Des éclats de neiges tombaient sans cesse d'un mouvement las en ce lieu onirique d'un hiver éternel, un hiver où plus rien n'y entrait, plus rien n'y sortait, ne serait-ce qu'une vibration sonore de bruits de pas ou de cris lamentables d'un oiseau mort de froid sous la brise glacière, un endroit inaccessible où tout était fait de blanc. C'était une nature morte, abandonnée par la nature, des morceaux de désert de glace où la vie y couterait chaque seconde passée ; et pourtant, un petit garçon ne voulait toujours pas arrêter de marcher. Il continuait d'espérer, une espérance sans but précis qui fit saigner son cœur avec douceur jour après jour. Ce jour, qu'il espérait voir depuis si longtemps, des centaines d'années. Depuis quand n'avait-il pas eu haussé le ton mélodieux de sa voix ? Combien de temps était passé depuis son départ de sa grotte minuscule et isolée, à l'autre bout des kilomètres de l'île ? Il n'en savait rien. Et ce « il » dont nous parlions est un garçon sans prénom, ni famille … Il ne savait rien de lui, ne possédait que lui. C'est tout ce qui comptait. « Lui ». De toute façon, il ne mourrait pas, même si l'envie lui en prenait. Car cette chose invisible mais audible l'appelait à chaque relâchement de lui-même, lui murmurait à ses oreilles de ne jamais abandonner, le berçait, parfois même la suppliée de venir rejoindre sa voix et de lui tenir compagnie, là où l'hiver n'existait pas et les oiseaux, chantonner à nouveau. Un rire suivi d'un sourire crispé lamentable lui entreprit d'une expression délabrée jusqu'aux joues. Ce garçon devenait complétement fou.

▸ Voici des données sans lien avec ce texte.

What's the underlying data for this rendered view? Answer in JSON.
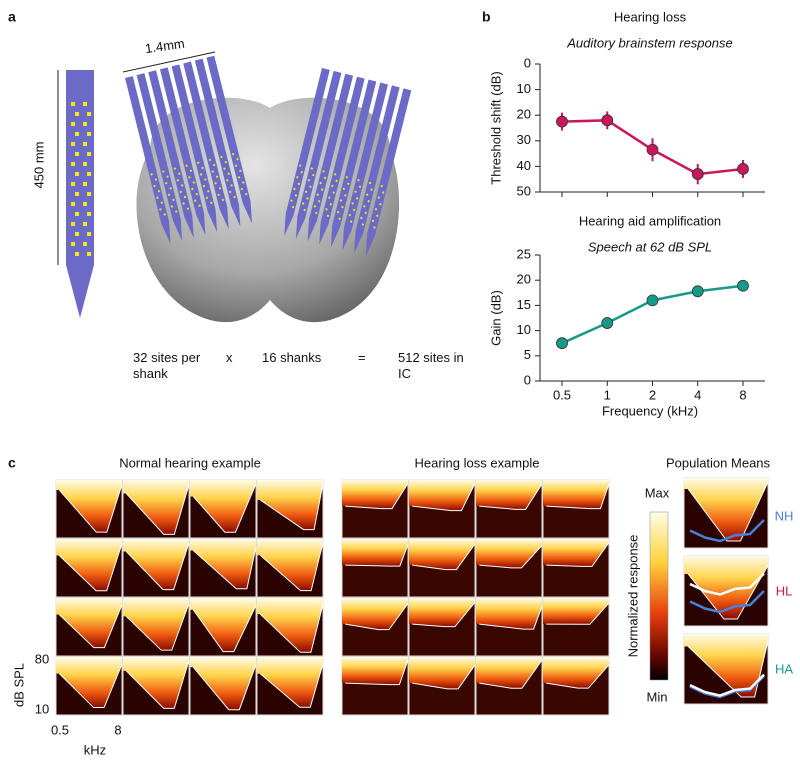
{
  "panel_labels": [
    "a",
    "b",
    "c"
  ],
  "panel_a": {
    "scale_length": "1.4mm",
    "shank_length": "450 mm",
    "equation": [
      "32 sites per shank",
      "x",
      "16 shanks",
      "=",
      "512 sites in IC"
    ]
  },
  "chart_data": [
    {
      "type": "line",
      "title": "Hearing loss",
      "subtitle": "Auditory brainstem response",
      "y_label": "Threshold shift (dB)",
      "categories": [
        null,
        null,
        null,
        null,
        null
      ],
      "values": [
        22.5,
        22,
        33.5,
        43,
        41
      ],
      "errors": [
        3.5,
        3.5,
        4.5,
        4,
        3.5
      ],
      "color": "#c8175d",
      "ylim": [
        0,
        50
      ],
      "y_inverted": true,
      "yticks": [
        0,
        10,
        20,
        30,
        40,
        50
      ]
    },
    {
      "type": "line",
      "title": "Hearing aid amplification",
      "subtitle": "Speech at 62 dB SPL",
      "y_label": "Gain (dB)",
      "x_label": "Frequency (kHz)",
      "categories": [
        "0.5",
        "1",
        "2",
        "4",
        "8"
      ],
      "values": [
        7.5,
        11.5,
        16,
        17.8,
        18.9
      ],
      "color": "#17998a",
      "ylim": [
        0,
        25
      ],
      "y_inverted": false,
      "yticks": [
        0,
        5,
        10,
        15,
        20,
        25
      ]
    }
  ],
  "panel_c": {
    "titles": [
      "Normal hearing example",
      "Hearing loss example",
      "Population Means"
    ],
    "colorbar": {
      "max": "Max",
      "min": "Min",
      "label": "Normalized response"
    },
    "groups": [
      "NH",
      "HL",
      "HA"
    ],
    "y_axis": {
      "label": "dB SPL",
      "ticks": [
        "80",
        "10"
      ]
    },
    "x_axis": {
      "label": "kHz",
      "ticks": [
        "0.5",
        "8"
      ]
    }
  }
}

Les minutes passèrent, et le garçon cessa de sourire, ce sourire qui remplaçait son expression pleine de désespoir par un regard ruisselant où la folie régnait, où ses yeux miroitaient avec les vagues tranquilles de ces eaux qui l'entoure. Sans doute l'appel des sirènes qui lui auraient jouée un mauvais tour, encore une fois. Pauvre naif, une vie si dénuée de sens mériterait une mort impitoyable et sans une once de tristesse, pensait-il. Le silence fut brisé alors que le jeune brun sombrait toujours dans ses idées morbides et une étincelle de lumière lui fit signe de la suivre. Ayant poussé un cri entre l'interpellation hâtive et la surprise d'un état sans pareil, rien n'y sortit hormis une voix grinçante et étouffée par le climat destructeur de l'ile, trébuchant alors sur son long linge blanc comme neige qui lui servait d'habit et ainsi rencontrer les genoux sol.

« Relèves-toi. Relèves-toi, joli petit garçon aux yeux blancs comme neige. Relèves-toi, et n'abandonnes pas ! »

La voix mielleuse continuait son monologue habituel. Ca y est, le garçon savait que ce n'était pas le chant des sirènes qui l'appelait, il pouvait voir ce que c'était. Cette petite boule scintillante, rayonnante comme du pollen et avec une beauté sans pareille. Le brun, assis sur la neige regardait cette chose comme il n'en avait jamais vue d'autre. Et ce fut bien la première fois.

« Ne me regardes pas comme ça. C'est le première fois que tu vois une fée, ou quoi ? Allons bon, relèves-toi et ne fais pas cette tête, tu.. C'est perturbant tu sais ! »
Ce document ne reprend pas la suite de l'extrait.